Ama Ortadoğu halklarının bu dönüşümü farklı şekil ve ritimlerde geçireceği kesin. Kimi daha süratli ve bir anda, kimi  ise iniş-çıkışlarla bu değişimi yaşayacak. Bu nedenle Ortadoğu ve Arap dünyası onyıllarca istikrarsızlık ve güvensizlikten kurtulamayacak gibi görünüyor. Süreç uzadıkça da halkların ıstırabı ve bölgenin istikrarsızlığı aynı oranda ve kaçınılmaz bir şekilde artacak.


Suriye ve Mısır

Suriye’de değişim sancıları başladığı zaman halkına yıllardır zulmeden azınlıktaki bir diktatörün hemen devrileceği ve doğumun kolay olacağı zannedildi. Ama iki yılı geçen ve uluslararası toplumun gözleri önünde yüz binden fazla cana, milyonlarca mülteciye mal olan iç savaş farklı bir tablo ortaya koyuyor. Bu tabloda ülkedeki siyasal, mezhepsel ve etnik kırılmaların derin tarihî köklere sahip olduğu, bölge içi ve dışı güçlerin çıkar çatışmalarının insani mülâhazaların önüne geçtiği ve dolayısıyla özgürlüklerin doğumunun pek de yakın olmadığı belirginleşti.  
Mısır’a gelince, uzun yasa dışı muhalefet yıllarından sonra tarihte ilk kez sandıkla iktidara gelen Müslüman Kardeşler yepyeni bir siyasi kültürle tanıştı. Olivier Roi’nin dediği gibi, bu siyasi kültürde, “demokrasilerde sandığa rağmen iktidara karşı çıkan kitleler mevcut olabiliyor ve bu muhalif kitleler, ifade özgürlüğü haklarını sokağa dökülerek kullanmak isteyebiliyor”. Muhammed Mursi bu durumla baş edemedi. Çareyi ise Tahrir Devrimi’ni yapan tüm siyasi aktörlerle uzlaşmak ve aşırı kutuplaşan kamuoyunun beklentilerini anlamaya çalışmak yerine, “sandıkla geldim her istediğimi yaparım” mantığıyla daha fazla otoriterleşmekte buldu.
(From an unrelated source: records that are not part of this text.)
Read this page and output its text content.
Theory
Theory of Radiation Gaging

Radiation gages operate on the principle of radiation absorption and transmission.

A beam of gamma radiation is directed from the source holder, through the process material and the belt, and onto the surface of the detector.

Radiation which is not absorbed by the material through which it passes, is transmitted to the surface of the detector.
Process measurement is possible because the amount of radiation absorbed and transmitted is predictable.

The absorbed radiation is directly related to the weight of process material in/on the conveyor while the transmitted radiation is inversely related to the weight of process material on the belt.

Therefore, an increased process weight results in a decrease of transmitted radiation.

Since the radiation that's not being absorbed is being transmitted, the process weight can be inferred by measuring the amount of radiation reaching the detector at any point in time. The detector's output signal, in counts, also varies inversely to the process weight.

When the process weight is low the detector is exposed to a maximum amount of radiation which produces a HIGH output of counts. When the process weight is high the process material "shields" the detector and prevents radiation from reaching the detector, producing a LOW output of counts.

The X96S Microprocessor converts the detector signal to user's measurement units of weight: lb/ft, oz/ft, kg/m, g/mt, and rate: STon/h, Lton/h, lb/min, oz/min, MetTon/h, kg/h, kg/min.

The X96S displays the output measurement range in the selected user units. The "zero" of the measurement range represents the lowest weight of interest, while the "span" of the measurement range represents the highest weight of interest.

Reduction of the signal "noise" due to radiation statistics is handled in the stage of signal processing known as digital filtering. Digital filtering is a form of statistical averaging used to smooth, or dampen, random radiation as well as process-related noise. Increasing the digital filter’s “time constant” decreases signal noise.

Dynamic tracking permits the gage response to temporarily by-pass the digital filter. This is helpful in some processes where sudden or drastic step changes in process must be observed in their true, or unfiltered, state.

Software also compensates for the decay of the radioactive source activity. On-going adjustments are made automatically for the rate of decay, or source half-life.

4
Askerî darbe yıkılmaya mahkûm

Mursi yönetimine karşı geçekleştirilen askerî darbenin, sebebi ne olursa olsun siyasal İslam hareketine ve Arap Baharı’na büyük bedel ödeteceğine şüphe yok. Ancak darbe ne Mısır halkının Tahrir Meydanı ile başlayan özgürlük arayışlarına ne de Arap Baharı’na son verebilir.1920’lerden beri İslam dünyasında dürüst, adil ve İslami geleneklere saygılı yönetim arayışı içinde mücadele veren Müslüman Kardeşler hareketi, son bir yıllık deneyimden gerekli dersleri çıkarıp hatalarıyla yüzleşebilirse Mısır’da ve başka yerlerde yeniden iktidara gelebilir. Ancak bu sorgulamayı, İhvan’ın şimdiki yaşlı kadroları değil, 21. yüzyıl gerçeklerinin bilincindeki yeni kuşak muhafazakârlar yapabilir. Böyle bir sorgulama ise darbecileri iktidardan söker ve Arap Baharı’na tüm bölgede yeni bir hız ve geçerlilik kazandırır.
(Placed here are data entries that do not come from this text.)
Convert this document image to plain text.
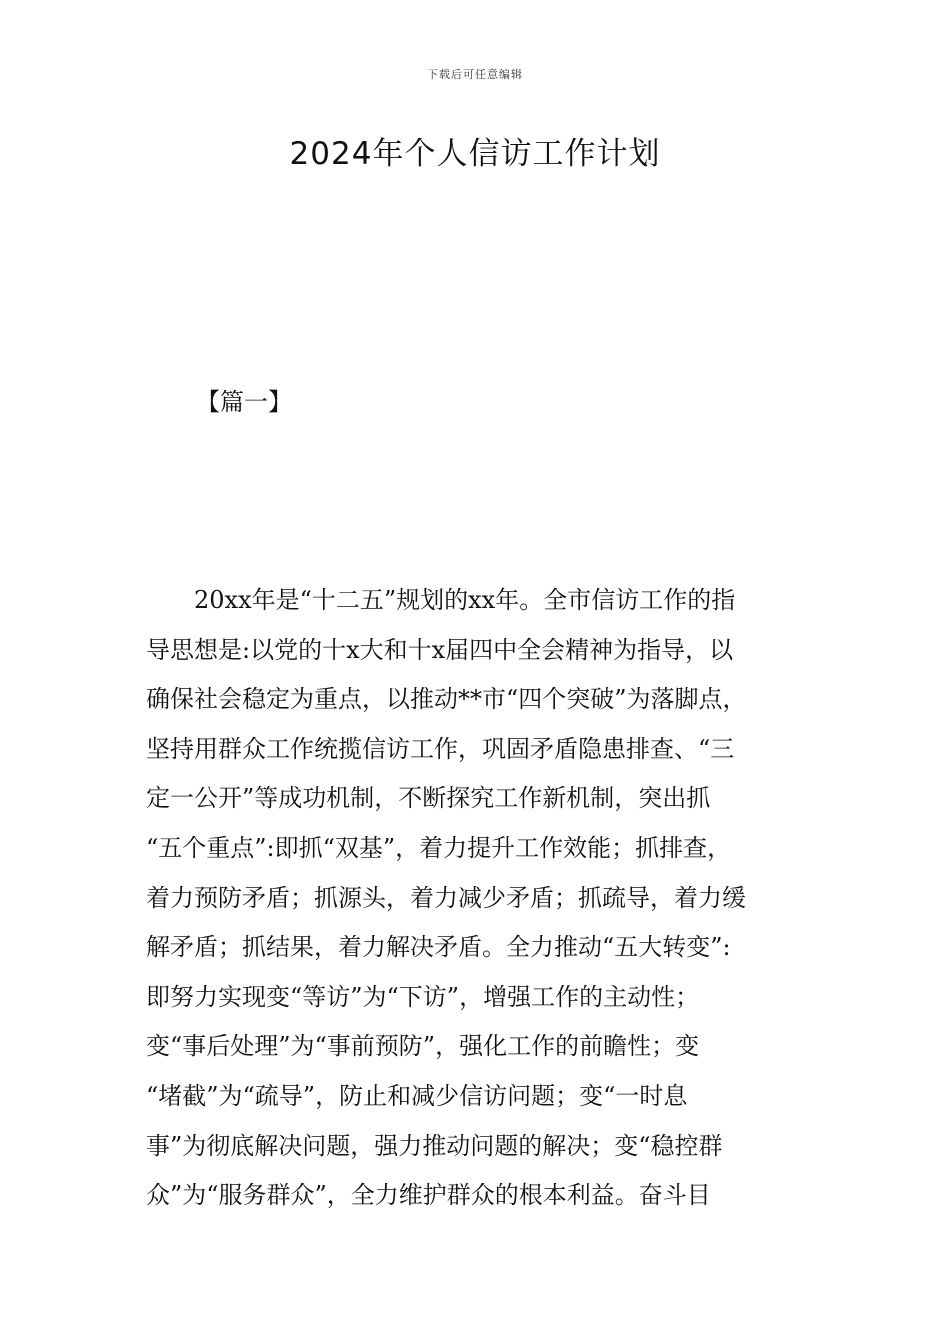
下载后可任意编辑
2024年个人信访工作计划
【篇一】
20xx年是“十二五”规划的xx年。全市信访工作的指
导思想是:以党的十x大和十x届四中全会精神为指导，以
确保社会稳定为重点，以推动**市“四个突破”为落脚点，
坚持用群众工作统揽信访工作，巩固矛盾隐患排查、“三
定一公开”等成功机制，不断探究工作新机制，突出抓
“五个重点”:即抓“双基”，着力提升工作效能；抓排查，
着力预防矛盾；抓源头，着力减少矛盾；抓疏导，着力缓
解矛盾；抓结果，着力解决矛盾。全力推动“五大转变”:
即努力实现变“等访”为“下访”，增强工作的主动性；
变“事后处理”为“事前预防”，强化工作的前瞻性；变
“堵截”为“疏导”，防止和减少信访问题；变“一时息
事”为彻底解决问题，强力推动问题的解决；变“稳控群
众”为“服务群众”，全力维护群众的根本利益。奋斗目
İhvan’ın siyasi İslam tekelindeki ısrarı

İktidar, sadece ideolojik yönetimden ibaret değil; her şeyden önce seçmenin günlük aş, iş ve güvenlikten oluşan yaşamsal sorunlarını da çözme sınavıdır. Tunus’ta, Suriye’de ve Mısır’da Arap devrimlerini tetikleyen temel faktörün bilhassa kırsal alanda ve kentlerin çeperlerinde yaşayan mahrum kitleleri uzun yıllardır vuran ve açlığa, işsizliğe, yoksulluğa, adaletsizliğe ve korkunç gelir farklarına yol açan ekonomik sorunların varlığını biliyoruz. Ekonomik beklentiler iktidarları yıpratır. Hele Mısır gibi ihmal edilmiş ve devasa ekonomik sorunların birikmiş olduğu bir ülkede, sorunların bir yılda çözülmesini beklemek hiç akılcı değil. Bu nedenle Mursi karşısındaki en müessir muhalefet ekonomik ve sosyal sorunlar karşısındaki çaresizlikten ziyade cumhurbaşkanının kendi iktidarını kayıtsızca güçlendirmeye çalışmasından, siyasal İslam’ı İhvan’ın tekeline almak istemesinden ve İhvan’ı Mısır’da sosyo-ekonomik sorunların çözümüne bir çare yapmaya çalışmak yerine kendi otoriter yönetiminin bir kontrol aracı hâline getirmesinden kaynaklandı. Nitekim Mursi, hemen bir yıl içinde karşısında sadece orduyu, yargıyı, Hıristiyan azınlıkları, laik, liberal ve sol çevreleri değil, Selefiler ve Sufiler gibi başka İslami hareketleri, hatta El-Ezher gibi saygın İslam kurumlarını da buldu. 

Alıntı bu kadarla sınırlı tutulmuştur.